Dear David, today we celebrate the fact that you have been called by God to serve in this line of soldiers of the Cross, in the apostolic ministry of the Word and Sacraments of Christ. Through the laying on of hands and prayer you receive that same command and promise of our Lord, “Receive the Holy Spirit.” You receive Him because the work is beyond your ability to perform except as you lend your voice, your hands and feet, your life to the Voice and service of Christ to His people in this particular place and time.

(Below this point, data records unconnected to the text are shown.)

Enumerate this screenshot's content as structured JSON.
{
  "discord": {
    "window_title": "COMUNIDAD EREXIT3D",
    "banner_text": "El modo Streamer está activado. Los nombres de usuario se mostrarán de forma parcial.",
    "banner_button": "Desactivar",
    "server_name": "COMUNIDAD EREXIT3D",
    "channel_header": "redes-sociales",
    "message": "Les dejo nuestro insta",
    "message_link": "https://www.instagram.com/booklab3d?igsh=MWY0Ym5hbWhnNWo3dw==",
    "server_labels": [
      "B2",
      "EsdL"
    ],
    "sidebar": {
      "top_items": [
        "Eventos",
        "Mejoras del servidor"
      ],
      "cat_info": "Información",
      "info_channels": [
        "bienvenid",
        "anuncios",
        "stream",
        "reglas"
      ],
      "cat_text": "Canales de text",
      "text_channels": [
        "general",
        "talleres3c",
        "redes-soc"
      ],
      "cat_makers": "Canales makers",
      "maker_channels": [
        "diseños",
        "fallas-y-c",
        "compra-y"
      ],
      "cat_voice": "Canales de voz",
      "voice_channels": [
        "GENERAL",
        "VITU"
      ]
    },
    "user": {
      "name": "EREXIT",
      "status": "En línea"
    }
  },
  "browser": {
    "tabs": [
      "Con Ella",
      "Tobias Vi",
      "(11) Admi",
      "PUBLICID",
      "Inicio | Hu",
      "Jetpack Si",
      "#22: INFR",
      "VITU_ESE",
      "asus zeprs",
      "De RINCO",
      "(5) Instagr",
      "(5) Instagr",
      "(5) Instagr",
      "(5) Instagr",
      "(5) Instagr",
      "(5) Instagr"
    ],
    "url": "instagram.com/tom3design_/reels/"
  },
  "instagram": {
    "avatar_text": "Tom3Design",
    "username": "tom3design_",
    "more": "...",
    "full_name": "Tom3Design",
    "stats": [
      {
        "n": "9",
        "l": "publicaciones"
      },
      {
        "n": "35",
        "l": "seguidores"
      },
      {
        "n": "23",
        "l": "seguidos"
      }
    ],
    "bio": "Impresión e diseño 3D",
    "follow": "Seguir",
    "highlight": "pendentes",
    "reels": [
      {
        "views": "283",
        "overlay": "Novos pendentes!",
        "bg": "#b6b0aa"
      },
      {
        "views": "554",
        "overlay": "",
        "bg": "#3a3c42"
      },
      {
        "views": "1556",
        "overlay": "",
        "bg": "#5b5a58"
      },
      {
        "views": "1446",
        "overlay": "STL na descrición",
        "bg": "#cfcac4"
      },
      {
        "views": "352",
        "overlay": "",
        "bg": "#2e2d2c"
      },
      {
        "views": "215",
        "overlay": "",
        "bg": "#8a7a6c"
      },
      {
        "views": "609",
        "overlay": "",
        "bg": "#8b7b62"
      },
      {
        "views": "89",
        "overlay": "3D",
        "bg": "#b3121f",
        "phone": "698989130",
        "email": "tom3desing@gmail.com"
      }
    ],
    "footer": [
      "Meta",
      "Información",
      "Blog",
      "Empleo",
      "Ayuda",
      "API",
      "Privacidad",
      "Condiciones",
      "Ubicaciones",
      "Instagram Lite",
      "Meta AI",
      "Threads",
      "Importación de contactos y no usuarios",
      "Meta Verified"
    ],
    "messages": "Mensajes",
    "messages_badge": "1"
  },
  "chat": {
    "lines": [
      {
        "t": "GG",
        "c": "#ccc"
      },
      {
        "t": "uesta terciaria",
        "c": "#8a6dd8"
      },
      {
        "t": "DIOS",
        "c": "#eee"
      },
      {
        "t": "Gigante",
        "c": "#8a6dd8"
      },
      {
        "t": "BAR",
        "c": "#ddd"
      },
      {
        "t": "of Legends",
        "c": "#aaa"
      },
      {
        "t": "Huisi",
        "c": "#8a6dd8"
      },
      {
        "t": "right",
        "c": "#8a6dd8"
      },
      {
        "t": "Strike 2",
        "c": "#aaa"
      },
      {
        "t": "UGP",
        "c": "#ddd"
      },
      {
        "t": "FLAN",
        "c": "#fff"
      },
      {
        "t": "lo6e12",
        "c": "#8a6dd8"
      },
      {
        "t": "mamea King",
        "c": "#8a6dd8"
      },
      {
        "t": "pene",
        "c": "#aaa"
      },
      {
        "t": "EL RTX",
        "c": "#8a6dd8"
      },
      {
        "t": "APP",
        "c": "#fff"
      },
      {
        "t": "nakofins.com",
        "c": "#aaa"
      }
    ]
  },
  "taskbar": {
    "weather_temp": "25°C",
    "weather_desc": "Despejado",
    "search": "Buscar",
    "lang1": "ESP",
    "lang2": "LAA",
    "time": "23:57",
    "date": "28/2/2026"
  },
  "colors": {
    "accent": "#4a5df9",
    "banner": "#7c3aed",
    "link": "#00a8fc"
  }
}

“Receive the Holy Spirit” means it’s all and always about the grace of God and the forgiveness of sins. For the Holy Spirit brings Jesus, the same One with the same signs of His love complete, still in His hands and feet and side and saying to all, “Peace be with you.” It is the peace of forgiveness, reconciliation with God and the love of God. “Receive the Holy Spirit,” means to possess and express His gifts, the first of which is love. Oh, I pray that these gifts may be given to you every day that you may be “one approved, a worker who has no need to be ashamed, rightly handling the word of truth” (2 Tim 2:15).
And now also to you dear members of Trinity Lutheran Church. Congratulations! For the Lord has sent you one approved, equipped and sent by the Lord to give out and distribute the gifts of the grace of God. With Pastor Herald, the Lord says to you, “Receive the Holy Spirit,” and “Peace be with you.” For you also are called in the words of the apostle Paul to the Colossians, to:
Put on then, as God’s chosen ones, holy and beloved, compassionate hearts, kindness, humility, meekness, and patience, bearing with one another and, if one has a complaint against another, forgiving each other; as the Lord has forgiven you, so you also must forgive. And above all these put on love, which binds everything together in perfect harmony. And let the peace of Christ rule in your hearts, to which indeed you were called in one body. And be thankful. (Col 3:12-15).
May all today receive the Holy Spirit of Christ’s love, the grace of His forgiveness, and the peace and power to live that love and forgiveness.
“Rejoice in the Lord always; again I will say, Rejoice. Let your reasonableness be known to everyone. The Lord is at hand; do not be anxious about anything, but in everything by prayer and supplication with thanksgiving let your requests be made known to God. And the peace of God, which surpasses all understanding, will guard your hearts and your minds in Christ Jesus” (Phil 4:4-7).